少しずつではありますが、お話をしながら歩く乗馬場まで片道二十分ほどの距離は、学校から公園へと黙々と歩いていた時よりも、随分と楽に歩けました。
相変わらず奏ちゃんは私と浅野君の数メートル前を歩いていましたが、その距離は行き道よりも更に縮まっていて、私達の足音や会話の声が届く場所にいる事が目に見て取れました。
そんな奏ちゃんの様子を見て、私と浅野君は何度も顔を合わせては、声なく笑みを交わしました。
森に囲まれた乗馬場に到着すると、入り口横にある管理事務所の前に先生が立っていて、差し出したカードにスタンプを押して貰いました。
乗馬場は、木製の杭の柵で囲まれた長方形の広い砂場のような場所で、残念ながら馬は走ってはいませんでした。
「…馬、いませんね…」
「本当だ…馬はおろか、人の気配もないなぁ…」
落胆混じりで辺りを見渡すと、
「あれっ? 渡部さんがいませんよっ!」
管理事務所から少し離れた場所にいた奏ちゃんの姿が忽然と消えていました。
「大丈夫だ、きっとどこか近くにいるよ」
浅野君が私を宥めるようにそう言うと、事務所から十メートルほど離れた場所にある馬小屋から、重い鉄のようなものが揺れる音が聞こえました。
「…多分あそこだな」
浅野君は、馬小屋に向かい歩き出しました。
「ま、待っ――」
思わず声をあげそうになる私に、浅野君は「しーっ!」と唇に人差し指をあてがい、静かに歩くようにと目で訴え歩きます。

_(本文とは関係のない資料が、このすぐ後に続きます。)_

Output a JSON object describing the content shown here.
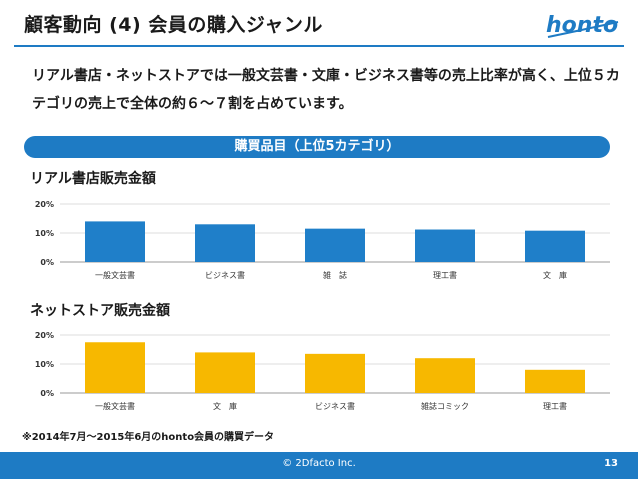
{
  "title": "顧客動向 (4) 会員の購入ジャンル",
  "logo_text": "honto",
  "lead": "リアル書店・ネットストアでは一般文芸書・文庫・ビジネス書等の売上比率が高く、上位５カテゴリの売上で全体の約６～７割を占めています。",
  "band_label": "購買品目（上位5カテゴリ）",
  "note": "※2014年7月～2015年6月のhonto会員の購買データ",
  "footer": {
    "copyright": "© 2Dfacto Inc.",
    "page": "13"
  },
  "colors": {
    "accent": "#1e7bc4",
    "bar_store": "#1f7fc9",
    "bar_net": "#f7b800"
  },
  "chart_data": [
    {
      "type": "bar",
      "title": "リアル書店販売金額",
      "categories": [
        "一般文芸書",
        "ビジネス書",
        "雑　誌",
        "理工書",
        "文　庫"
      ],
      "values": [
        14,
        13,
        11.5,
        11.2,
        10.8
      ],
      "ylim": [
        0,
        20
      ],
      "yticks": [
        "0%",
        "10%",
        "20%"
      ],
      "grid": true,
      "color": "#1f7fc9"
    },
    {
      "type": "bar",
      "title": "ネットストア販売金額",
      "categories": [
        "一般文芸書",
        "文　庫",
        "ビジネス書",
        "雑誌コミック",
        "理工書"
      ],
      "values": [
        17.5,
        14,
        13.5,
        12,
        8
      ],
      "ylim": [
        0,
        20
      ],
      "yticks": [
        "0%",
        "10%",
        "20%"
      ],
      "grid": true,
      "color": "#f7b800"
    }
  ]
}
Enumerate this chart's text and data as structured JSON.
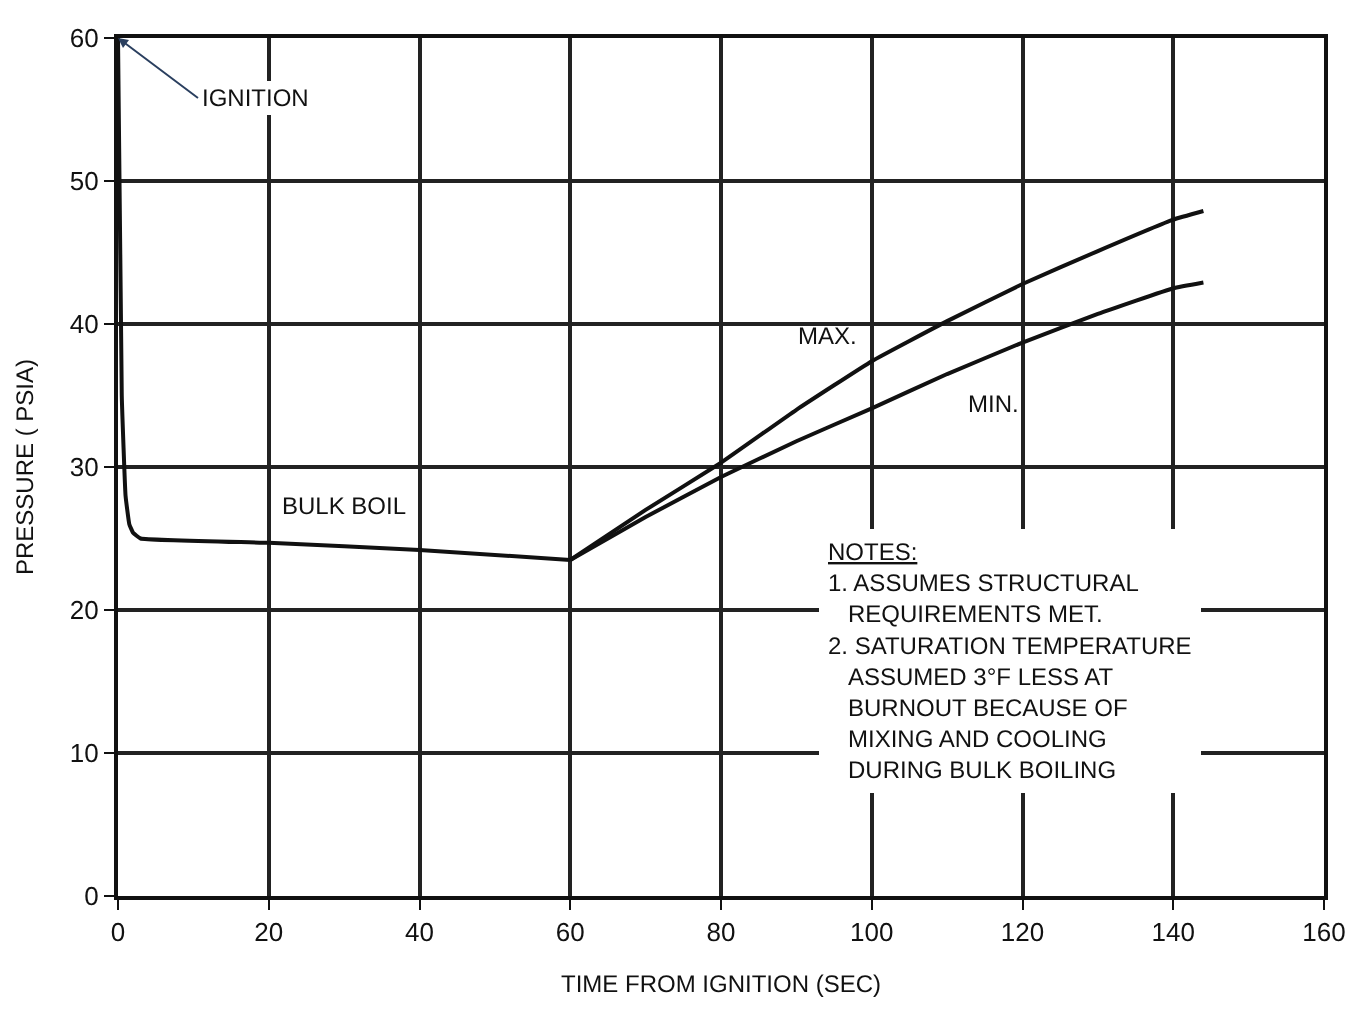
{
  "chart_data": {
    "type": "line",
    "xlabel": "TIME FROM IGNITION (SEC)",
    "ylabel": "PRESSURE ( PSIA)",
    "xlim": [
      0,
      160
    ],
    "xticks": [
      0,
      20,
      40,
      60,
      80,
      100,
      120,
      140,
      160
    ],
    "ylim": [
      0,
      60
    ],
    "yticks": [
      0,
      10,
      20,
      30,
      40,
      50,
      60
    ],
    "grid": true,
    "legend": false,
    "marker": "none",
    "line_style": "solid",
    "series": [
      {
        "color": "#111111",
        "x": [
          0,
          0.5,
          1,
          1.5,
          2,
          3,
          20,
          40,
          60
        ],
        "values": [
          60,
          35,
          28,
          26,
          25.4,
          25,
          24.7,
          24.2,
          23.5
        ]
      },
      {
        "name": "MAX.",
        "color": "#111111",
        "x": [
          60,
          70,
          80,
          90,
          100,
          110,
          120,
          130,
          140,
          144
        ],
        "values": [
          23.5,
          27,
          30.3,
          34,
          37.4,
          40.2,
          42.8,
          45.1,
          47.3,
          47.9
        ]
      },
      {
        "name": "MIN.",
        "color": "#111111",
        "x": [
          60,
          70,
          80,
          90,
          100,
          110,
          120,
          130,
          140,
          144
        ],
        "values": [
          23.5,
          26.5,
          29.3,
          31.8,
          34.1,
          36.5,
          38.7,
          40.7,
          42.5,
          42.9
        ]
      }
    ],
    "annotations": [
      {
        "text": "IGNITION",
        "x": 0,
        "y": 60
      },
      {
        "text": "BULK BOIL",
        "x": 30,
        "y": 24.6
      },
      "NOTES:",
      "1. ASSUMES STRUCTURAL REQUIREMENTS MET.",
      "2. SATURATION TEMPERATURE ASSUMED 3°F LESS AT BURNOUT BECAUSE OF MIXING AND COOLING DURING BULK BOILING"
    ]
  }
}
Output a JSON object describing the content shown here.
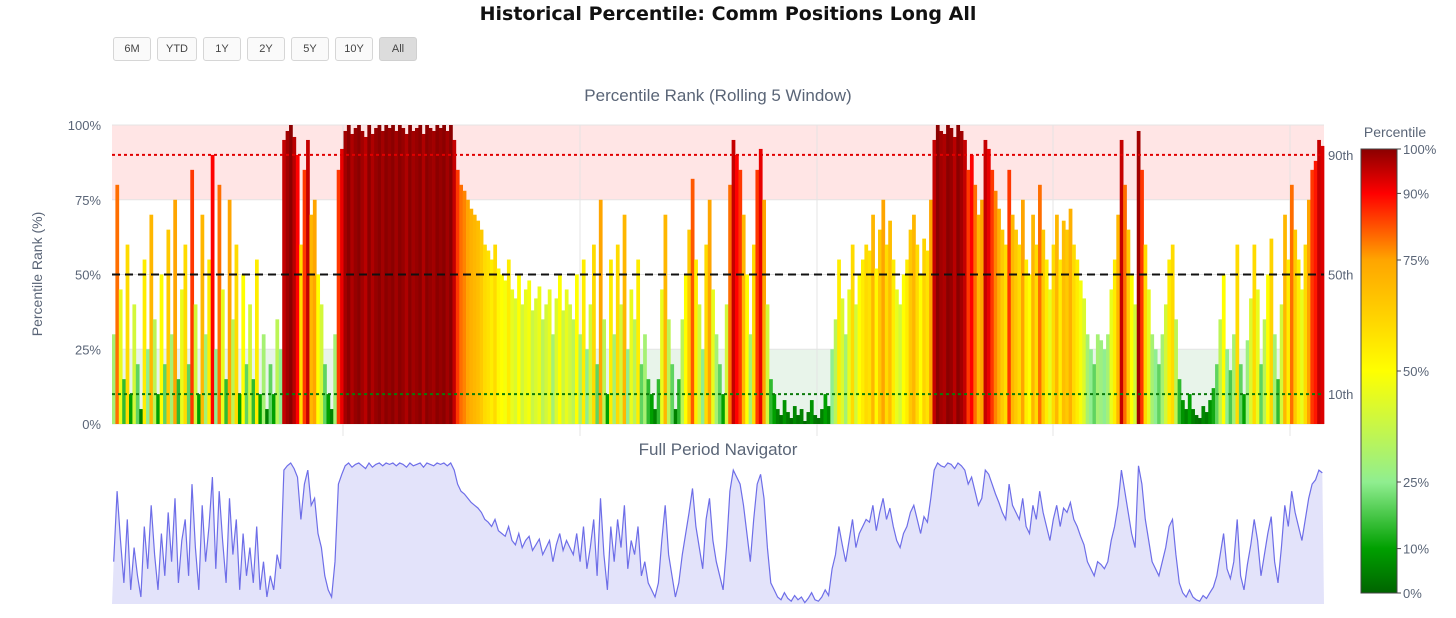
{
  "title": "Historical Percentile: Comm Positions Long All",
  "range_buttons": [
    "6M",
    "YTD",
    "1Y",
    "2Y",
    "5Y",
    "10Y",
    "All"
  ],
  "active_range": "All",
  "colors": {
    "high_zone": "#ffe5e5",
    "low_zone": "#e8f4ea",
    "line_90": "#e00000",
    "line_50": "#111111",
    "line_10": "#0b7a0b",
    "navigator_line": "#6e6ee8",
    "navigator_fill": "#e3e3fa"
  },
  "colorscale": [
    [
      0.0,
      "#006400"
    ],
    [
      0.1,
      "#00a000"
    ],
    [
      0.25,
      "#90ee90"
    ],
    [
      0.5,
      "#ffff00"
    ],
    [
      0.75,
      "#ffa500"
    ],
    [
      0.9,
      "#ff0000"
    ],
    [
      1.0,
      "#8b0000"
    ]
  ],
  "chart_data": {
    "type": "bar",
    "subplot_title": "Percentile Rank (Rolling 5 Window)",
    "navigator_title": "Full Period Navigator",
    "ylabel": "Percentile Rank (%)",
    "ylim": [
      0,
      100
    ],
    "yticks": [
      "0%",
      "25%",
      "50%",
      "75%",
      "100%"
    ],
    "reference_lines": [
      {
        "value": 90,
        "label": "90th",
        "style": "dotted"
      },
      {
        "value": 50,
        "label": "50th",
        "style": "dashed"
      },
      {
        "value": 10,
        "label": "10th",
        "style": "dotted"
      }
    ],
    "shaded_zones": [
      {
        "from": 75,
        "to": 100,
        "kind": "high"
      },
      {
        "from": 0,
        "to": 25,
        "kind": "low"
      }
    ],
    "colorbar": {
      "title": "Percentile",
      "ticks": [
        "0%",
        "10%",
        "25%",
        "50%",
        "75%",
        "90%",
        "100%"
      ]
    },
    "values": [
      30,
      80,
      45,
      15,
      60,
      10,
      40,
      20,
      5,
      55,
      25,
      70,
      35,
      10,
      50,
      20,
      65,
      30,
      75,
      15,
      45,
      60,
      20,
      85,
      40,
      10,
      70,
      30,
      55,
      90,
      25,
      80,
      45,
      15,
      75,
      35,
      60,
      10,
      50,
      20,
      40,
      15,
      55,
      10,
      30,
      5,
      20,
      10,
      35,
      25,
      95,
      98,
      100,
      96,
      90,
      60,
      85,
      95,
      70,
      75,
      50,
      40,
      20,
      10,
      5,
      30,
      85,
      92,
      98,
      100,
      97,
      99,
      100,
      98,
      96,
      100,
      97,
      99,
      100,
      98,
      100,
      99,
      100,
      98,
      100,
      99,
      97,
      100,
      98,
      99,
      100,
      97,
      100,
      99,
      98,
      100,
      99,
      100,
      98,
      100,
      95,
      85,
      80,
      78,
      75,
      72,
      70,
      68,
      65,
      60,
      58,
      55,
      60,
      52,
      50,
      48,
      55,
      45,
      42,
      50,
      40,
      45,
      48,
      38,
      42,
      46,
      35,
      40,
      45,
      30,
      42,
      50,
      38,
      45,
      40,
      35,
      50,
      30,
      55,
      25,
      40,
      60,
      20,
      75,
      35,
      10,
      55,
      30,
      60,
      40,
      70,
      25,
      45,
      35,
      55,
      20,
      30,
      15,
      10,
      5,
      15,
      45,
      70,
      35,
      20,
      5,
      15,
      35,
      50,
      65,
      82,
      55,
      40,
      25,
      60,
      75,
      45,
      30,
      20,
      10,
      40,
      80,
      95,
      90,
      85,
      70,
      50,
      30,
      60,
      85,
      92,
      75,
      40,
      15,
      10,
      5,
      3,
      8,
      4,
      2,
      6,
      3,
      5,
      1,
      4,
      8,
      3,
      2,
      5,
      10,
      6,
      25,
      35,
      55,
      42,
      30,
      45,
      60,
      40,
      50,
      55,
      60,
      58,
      70,
      52,
      65,
      75,
      60,
      68,
      55,
      45,
      40,
      50,
      55,
      65,
      70,
      60,
      50,
      62,
      58,
      75,
      95,
      100,
      98,
      97,
      100,
      99,
      96,
      100,
      98,
      95,
      85,
      90,
      80,
      70,
      75,
      95,
      92,
      85,
      78,
      72,
      65,
      60,
      85,
      70,
      65,
      60,
      75,
      55,
      50,
      70,
      60,
      80,
      65,
      55,
      45,
      60,
      70,
      55,
      68,
      65,
      72,
      60,
      55,
      48,
      42,
      30,
      25,
      20,
      30,
      28,
      25,
      30,
      45,
      55,
      70,
      95,
      80,
      65,
      50,
      40,
      98,
      85,
      60,
      45,
      30,
      25,
      20,
      30,
      40,
      55,
      60,
      35,
      15,
      8,
      5,
      10,
      5,
      3,
      2,
      6,
      4,
      8,
      12,
      20,
      35,
      50,
      25,
      18,
      30,
      60,
      20,
      10,
      28,
      42,
      60,
      45,
      20,
      35,
      50,
      62,
      30,
      15,
      40,
      70,
      55,
      80,
      65,
      55,
      45,
      60,
      75,
      85,
      88,
      95,
      93
    ]
  }
}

何故そうするのか、浅野君の考えは理解出来ませんでしたが、私はそれに従いそっと忍び足で浅野君の後ろについて馬小屋に近付きました。
薄暗い小屋の中をそっと覗くと、そこには驚きの光景が広がっていました。
奏ちゃんが、馬の顔を撫でながら笑みを浮かべて、
「レイラ、久しぶり。元気だったんだね」
灰色と白の混じった毛色の馬に話しかけていたのです。
私と浅野君は驚き過ぎて思わず目を見開いて、顔を見合せてしまいました。
レイラと呼ばれる馬は、奏ちゃんに撫でられると、鎖を揺らすのを止めて大人しくなり、まるで話をじっと聞いてるように奏ちゃんを見つめていました。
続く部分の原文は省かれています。